I have tried adding the following as bash aliases (the nodeversion one just to make sure the aliases are working):

alias npm='node --max_old_space_size=8192 /usr/bin/npm'
alias nodeversion='node --version'

I have even tried running grunt with the --max-old-space-size flag out of desperation. The following is from our package.json:

    "start": "grunt --max-old-space-size=8192",

I am running console.log(v8.getHeapStatistics()) to spit out the heap but the heap_size_limit never goes over 1.5 GB. We have more than enough RAM to support giving node 8GBs

Here is the console logging for when we run sudo service <service name> start:

> koan@0.7.0 start /home/ubuntu/<Project Folder>
> grunt --max-old-space-size=8192
Running "concurrent:tasks" (concurrent) task
Running "nodemon:dev" (nodemon) task
Running "watch" task
Waiting...
[nodemon] 1.19.4
[nodemon] to restart at any time, enter `rs`
[nodemon] watching dir(s): *.*
[nodemon] watching extensions: js,mjs,json
[nodemon] starting `node app.js`
    Mongo Server Running..
    KOAN listening on port 17100...
    { total_heap_size: 92770304,
      total_heap_size_executable: 3670016,
      total_physical_size: 87881664,
      total_available_size: 1420343496,
      used_heap_size: 60364472,
      heap_size_limit: 1501560832,
      malloced_memory: 8192,
      peak_malloced_memory: 6104104,
      does_zap_garbage: 0 }

The service file that is running the application is this:

Description=<Project Name>
#Requires=After=mysql.service       # Requires the mysql service to run first

[Service]
ExecStart=/usr/bin/npm start
# Required on some systems
WorkingDirectory=/home/ubuntu/<Project Folder>
Restart=always
 # Restart service after 10 seconds if node service crashes
 RestartSec=10
 # Output to syslog
StandardOutput=syslog
StandardError=syslog
SyslogIdentifier=<Project Name>
User=ubuntu
#Group=<alternate group>
Environment=NODE_ENV=production PORT=17100

[Install]
WantedBy=multi-user.target

The web app runs correctly for around 4-5 hours before crashing. Any help would be greatly appreciated. Thank you!

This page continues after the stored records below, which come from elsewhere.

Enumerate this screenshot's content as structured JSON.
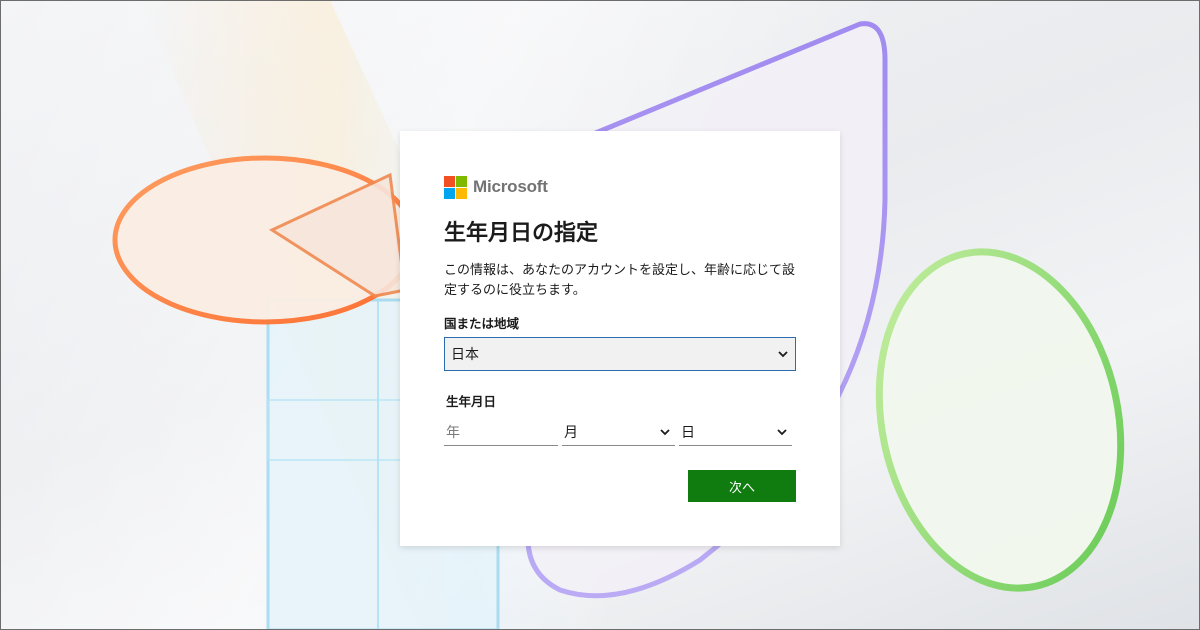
{
  "brand": {
    "name": "Microsoft",
    "colors": [
      "#f25022",
      "#7fba00",
      "#00a4ef",
      "#ffb900"
    ]
  },
  "dialog": {
    "title": "生年月日の指定",
    "description": "この情報は、あなたのアカウントを設定し、年齢に応じて設定するのに役立ちます。",
    "country": {
      "label": "国または地域",
      "selected": "日本"
    },
    "birthdate": {
      "label": "生年月日",
      "year_placeholder": "年",
      "month_value": "月",
      "day_value": "日"
    },
    "next_label": "次へ"
  },
  "colors": {
    "accent": "#107c10",
    "focus_border": "#2b6cb0"
  }
}
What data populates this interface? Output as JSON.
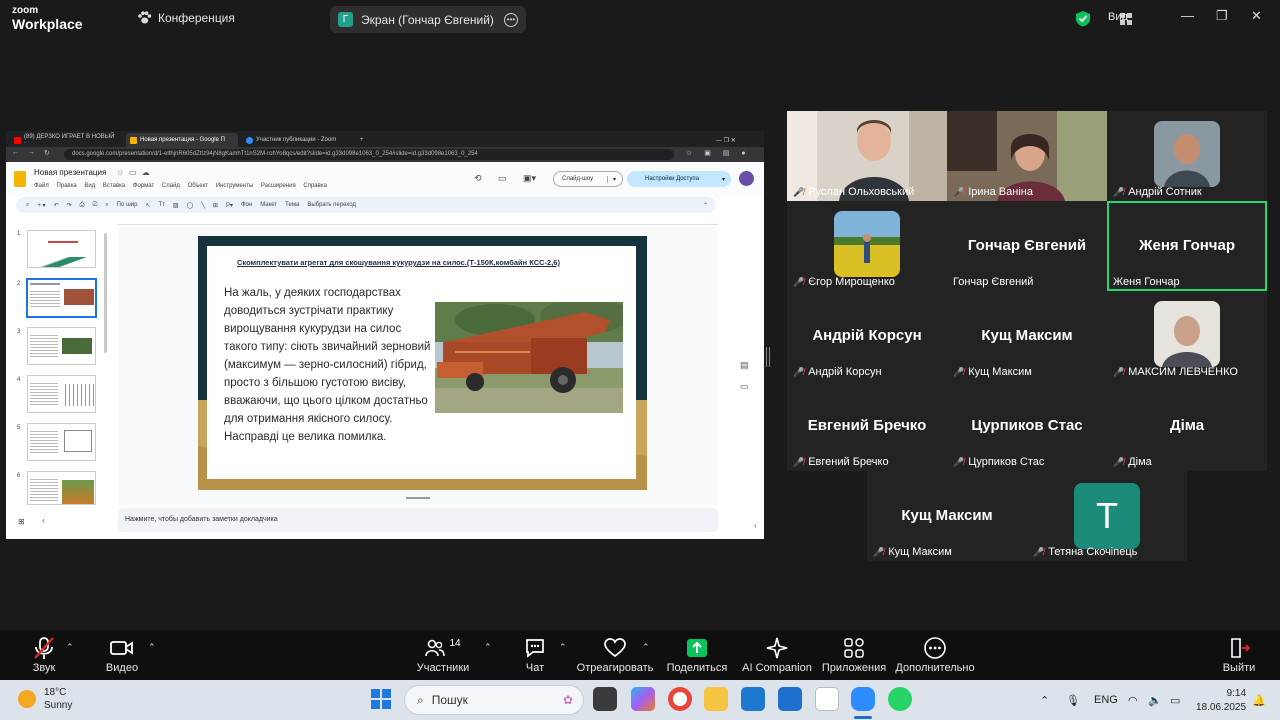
{
  "zoom": {
    "logo_line1": "zoom",
    "logo_line2": "Workplace",
    "meeting_label": "Конференция",
    "share_initial": "Г",
    "share_label": "Экран (Гончар Євгений)",
    "view_label": "Вид"
  },
  "browser": {
    "tabs": [
      {
        "label": "(89) ДЕРЗКО ИГРАЕТ В НОВЫЙ ·",
        "favicon_color": "#ff0000"
      },
      {
        "label": "Новая презентация - Google П",
        "favicon_color": "#f4b400"
      },
      {
        "label": "Участник публикации - Zoom",
        "favicon_color": "#2d8cff"
      }
    ],
    "url": "docs.google.com/presentation/d/1-elthjnR605dZtIz94jN8gKamhTt1nS2M-rohYo8qcs/edit?slide=id.g33d098e1063_0_254#slide=id.g33d098e1063_0_254"
  },
  "slides_app": {
    "doc_title": "Новая презентация",
    "menu": [
      "Файл",
      "Правка",
      "Вид",
      "Вставка",
      "Формат",
      "Слайд",
      "Объект",
      "Инструменты",
      "Расширения",
      "Справка"
    ],
    "slideshow_label": "Слайд-шоу",
    "access_label": "Настройки Доступа",
    "toolbar": {
      "zoom_label": "По шир",
      "background_label": "Фон",
      "layout_label": "Макет",
      "theme_label": "Тема",
      "transition_label": "Выбрать переход"
    },
    "thumbnails": [
      "1",
      "2",
      "3",
      "4",
      "5",
      "6"
    ],
    "notes_placeholder": "Нажмите, чтобы добавить заметки докладчика"
  },
  "slide": {
    "title": "Скомплектувати агрегат для скошування кукурудзи на силос.(Т-150К,комбайн КСС-2,6)",
    "body": "На жаль, у деяких господарствах доводиться зустрічати практику вирощування кукурудзи на силос такого типу: сіють звичайний зерновий (максимум — зерно-силосний) гібрид, просто з більшою густотою висіву, вважаючи, що цього цілком достатньо для отримання якісного силосу. Насправді це велика помилка."
  },
  "participants": [
    {
      "name": "Руслан Ольховський",
      "display": "",
      "has_video": true
    },
    {
      "name": "Ірина Ваніна",
      "display": "",
      "has_video": true
    },
    {
      "name": "Андрій Сотник",
      "display": "",
      "has_video": true
    },
    {
      "name": "Єгор Мирощенко",
      "display": "",
      "has_video": true
    },
    {
      "name": "Гончар Євгений",
      "display": "Гончар Євгений",
      "has_video": false
    },
    {
      "name": "Женя Гончар",
      "display": "Женя Гончар",
      "has_video": false
    },
    {
      "name": "Андрій Корсун",
      "display": "Андрій Корсун",
      "has_video": false
    },
    {
      "name": "Кущ Максим",
      "display": "Кущ Максим",
      "has_video": false
    },
    {
      "name": "МАКСИМ ЛЕВЧЕНКО",
      "display": "",
      "has_video": true
    },
    {
      "name": "Евгений Бречко",
      "display": "Евгений Бречко",
      "has_video": false
    },
    {
      "name": "Цурпиков Стас",
      "display": "Цурпиков Стас",
      "has_video": false
    },
    {
      "name": "Діма",
      "display": "Діма",
      "has_video": false
    },
    {
      "name": "Кущ Максим",
      "display": "Кущ Максим",
      "has_video": false
    },
    {
      "name": "Тетяна Скочіпець",
      "display": "T",
      "has_video": false
    }
  ],
  "controls": {
    "audio": "Звук",
    "video": "Видео",
    "participants": "Участники",
    "participants_count": "14",
    "chat": "Чат",
    "react": "Отреагировать",
    "share": "Поделиться",
    "ai": "AI Companion",
    "apps": "Приложения",
    "more": "Дополнительно",
    "leave": "Выйти"
  },
  "taskbar": {
    "temp": "18°C",
    "weather": "Sunny",
    "search": "Пошук",
    "lang": "ENG",
    "time": "9:14",
    "date": "18.06.2025"
  },
  "colors": {
    "active_speaker": "#23d96b",
    "muted": "#ff4a4a",
    "share_green": "#0ac35a",
    "leave_red": "#e02828"
  }
}
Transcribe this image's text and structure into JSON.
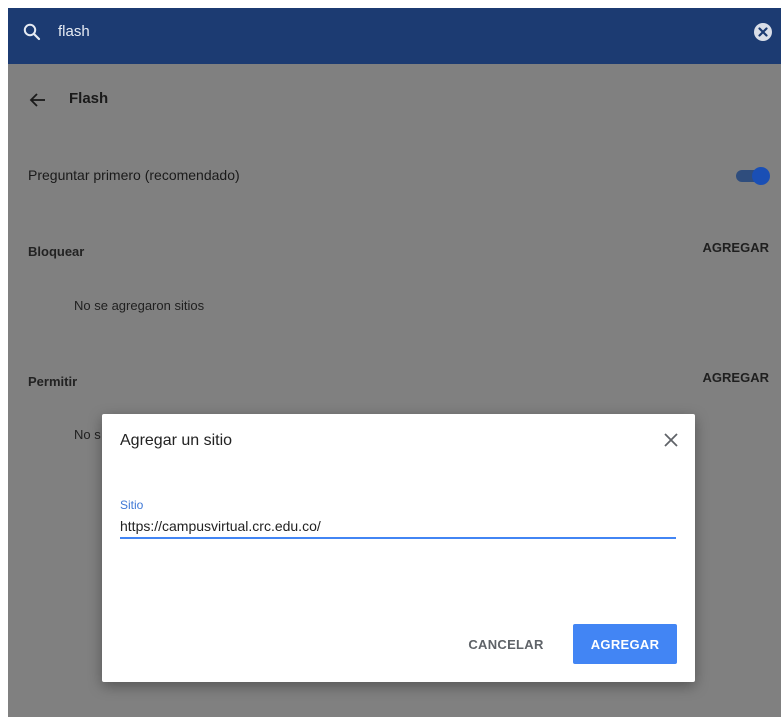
{
  "search": {
    "query": "flash"
  },
  "page": {
    "title": "Flash",
    "ask_first_label": "Preguntar primero (recomendado)",
    "ask_first_enabled": true,
    "block": {
      "label": "Bloquear",
      "action": "AGREGAR",
      "empty_text": "No se agregaron sitios"
    },
    "allow": {
      "label": "Permitir",
      "action": "AGREGAR",
      "empty_text": "No s"
    }
  },
  "dialog": {
    "title": "Agregar un sitio",
    "field_label": "Sitio",
    "field_value": "https://campusvirtual.crc.edu.co/",
    "cancel_label": "CANCELAR",
    "add_label": "AGREGAR"
  },
  "colors": {
    "header": "#1c3b72",
    "overlay": "#808080",
    "accent": "#4285f4",
    "toggle_on": "#1a4fb5"
  },
  "icons": {
    "search": "search-icon",
    "clear": "clear-icon",
    "back": "back-arrow-icon",
    "close": "close-icon"
  }
}
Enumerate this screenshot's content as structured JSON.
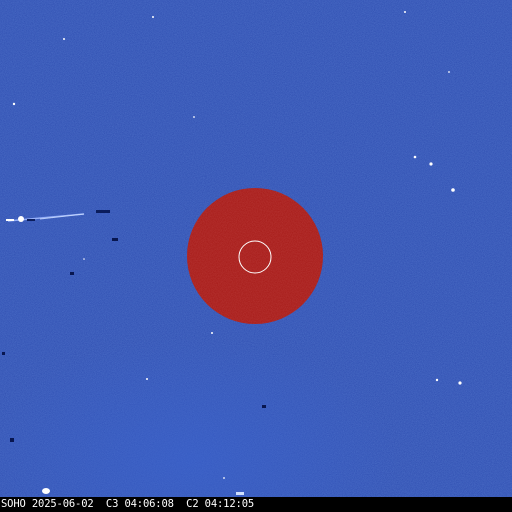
{
  "caption": {
    "observatory": "SOHO",
    "date": "2025-06-02",
    "c3_label": "C3",
    "c3_time": "04:06:08",
    "c2_label": "C2",
    "c2_time": "04:12:05"
  },
  "colors": {
    "background": "#1f3fa6",
    "occulter_disk": "#a31512",
    "sun_outline": "#ffffff",
    "caption_bar": "#000000",
    "caption_text": "#ffffff"
  }
}
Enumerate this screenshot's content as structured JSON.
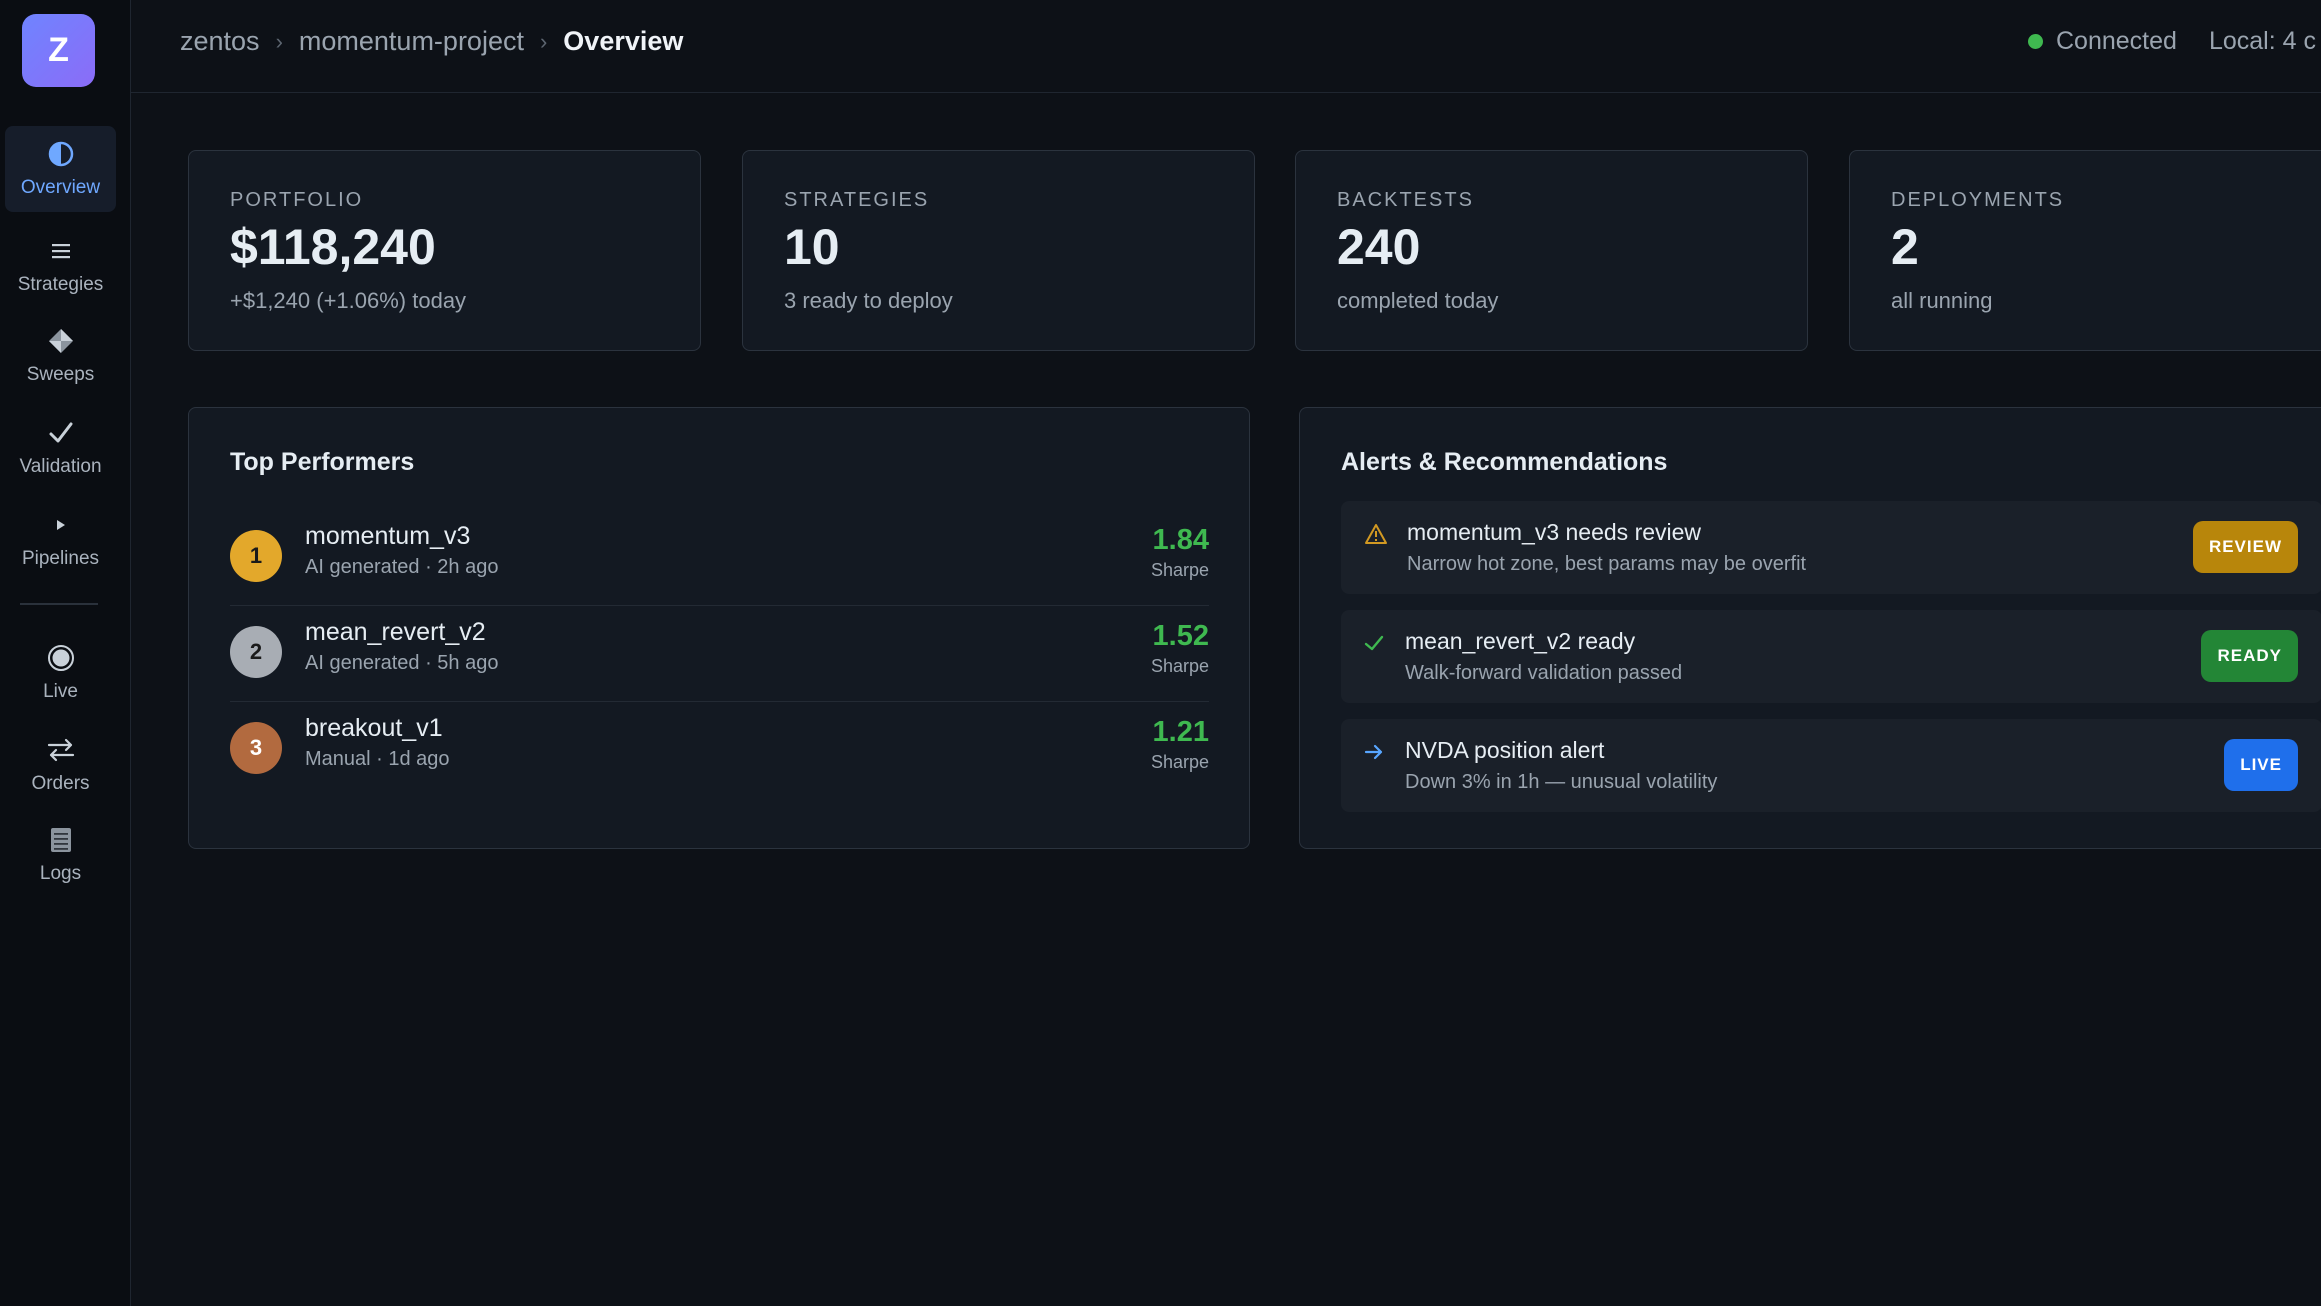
{
  "app": {
    "logo_letter": "Z"
  },
  "sidebar": {
    "items": [
      {
        "label": "Overview",
        "icon": "half-circle-icon",
        "active": true
      },
      {
        "label": "Strategies",
        "icon": "hamburger-list-icon"
      },
      {
        "label": "Sweeps",
        "icon": "diamond-icon"
      },
      {
        "label": "Validation",
        "icon": "checkmark-icon"
      },
      {
        "label": "Pipelines",
        "icon": "play-triangle-icon"
      },
      {
        "label": "Live",
        "icon": "radio-target-icon"
      },
      {
        "label": "Orders",
        "icon": "swap-arrows-icon"
      },
      {
        "label": "Logs",
        "icon": "document-lines-icon"
      }
    ]
  },
  "header": {
    "breadcrumb": [
      "zentos",
      "momentum-project",
      "Overview"
    ],
    "status": "Connected",
    "status_color": "#3fb950",
    "local": "Local: 4 c"
  },
  "stats": [
    {
      "label": "PORTFOLIO",
      "value": "$118,240",
      "sub": "+$1,240 (+1.06%) today"
    },
    {
      "label": "STRATEGIES",
      "value": "10",
      "sub": "3 ready to deploy"
    },
    {
      "label": "BACKTESTS",
      "value": "240",
      "sub": "completed today"
    },
    {
      "label": "DEPLOYMENTS",
      "value": "2",
      "sub": "all running"
    }
  ],
  "top_performers": {
    "title": "Top Performers",
    "rows": [
      {
        "rank": "1",
        "name": "momentum_v3",
        "meta": "AI generated · 2h ago",
        "score": "1.84",
        "score_label": "Sharpe",
        "rank_color": "#e3a82b"
      },
      {
        "rank": "2",
        "name": "mean_revert_v2",
        "meta": "AI generated · 5h ago",
        "score": "1.52",
        "score_label": "Sharpe",
        "rank_color": "#a8adb4"
      },
      {
        "rank": "3",
        "name": "breakout_v1",
        "meta": "Manual · 1d ago",
        "score": "1.21",
        "score_label": "Sharpe",
        "rank_color": "#b26a3f"
      }
    ]
  },
  "alerts": {
    "title": "Alerts & Recommendations",
    "rows": [
      {
        "icon": "warning-triangle-icon",
        "title": "momentum_v3 needs review",
        "desc": "Narrow hot zone, best params may be overfit",
        "badge": "REVIEW",
        "badge_color": "#b8860b"
      },
      {
        "icon": "checkmark-icon",
        "title": "mean_revert_v2 ready",
        "desc": "Walk-forward validation passed",
        "badge": "READY",
        "badge_color": "#238636"
      },
      {
        "icon": "arrow-right-icon",
        "title": "NVDA position alert",
        "desc": "Down 3% in 1h — unusual volatility",
        "badge": "LIVE",
        "badge_color": "#1f6feb"
      }
    ]
  }
}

EDIT: Worked locally on my Mac. Not live on Ubuntu 18.04. Tried with Cross-env output was:

> koan@0.7.0 start /home/ubuntu/<Project Folder>
> cross-env NODE_OPTIONS='--max-old-space-size=8192' grunt
Running "concurrent:tasks" (concurrent) task
    Running "nodemon:dev" (nodemon) task
    Running "watch" task
    Waiting...
    [nodemon] 1.19.4
    [nodemon] to restart at any time, enter `rs`
    [nodemon] watching dir(s): *.*
    [nodemon] watching extensions: js,mjs,json
    [nodemon] starting `node app.js`
    Mongo Server Running..
    KOAN listening on port 17100...
    { total_heap_size: 93294592,
      total_heap_size_executable: 3670016,
      total_physical_size: 88746312,
      total_available_size: 1420262064,
      used_heap_size: 60438832,
      heap_size_limit: 1501560832,
      malloced_memory: 8192,
      peak_malloced_memory: 6104104,
      does_zap_garbage: 0 }
Hunter A.
  • 7
  • 4

1 Answers1

0

I find the easiest thing to do is to use the NODE_OPTIONS environment variable instead:

"start": "NODE_OPTIONS='--max-old-space-size=8192' grunt"

The benefit of doing it this way is any child processes that may happen to be node will also inherit the environment variable.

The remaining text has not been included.